Conclusion : Maîtriser les liens pour de meilleurs résultats en matière de litige

La jonction civile n'est pas une simple technicité, c'est un outil de procédure puissant qui détermine l'efficacité et l'équité des litiges. Comprendre les règles énoncées dans les Règles fédérales de procédure civile, en particulier les Règles 18, 19, 20, 22 et 24, donne aux praticiens la capacité de structurer les affaires de façon à gagner du temps, à réduire les coûts et à produire des résultats cohérents.

Pour plus de détails, consulter le Texte intégral des Règles fédérales de procédure civile, explorer le ]]]]]]][FLT:FLT:FLT:F][FLT:FLT:FLT:F][FLT:FLT:FLT:FLT:FLT:FLT:FLT:FLT:FLT:FLT:FLT:FLT:FLT:FLT:F][FLT:F][FLT:F][F]

En maîtrisant le processus de jonction civile, vous vous positionnez pour naviguer dans des litiges multipartites complexes avec confiance.

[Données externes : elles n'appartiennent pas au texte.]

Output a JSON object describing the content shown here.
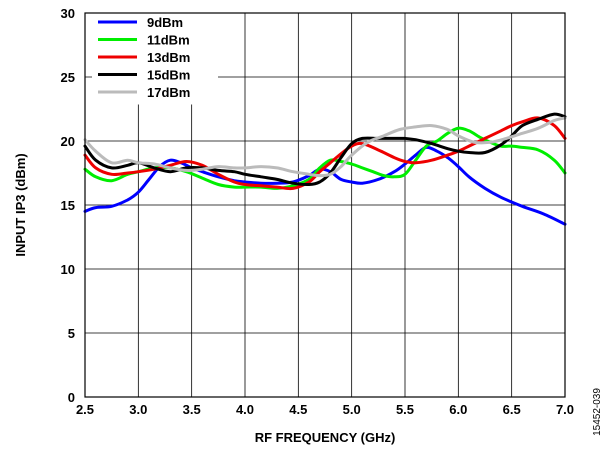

La capacité d'unir les revendications et les parties connexes – ou de se défendre contre une telle consolidation – est une compétence essentielle dans le paysage juridique moderne. Que vous soyez un plaideur, un étudiant en droit ou un client, comprendre la jonction vous permet de prendre des décisions éclairées qui peuvent influencer de façon significative la trajectoire et l'issue de toute affaire civile.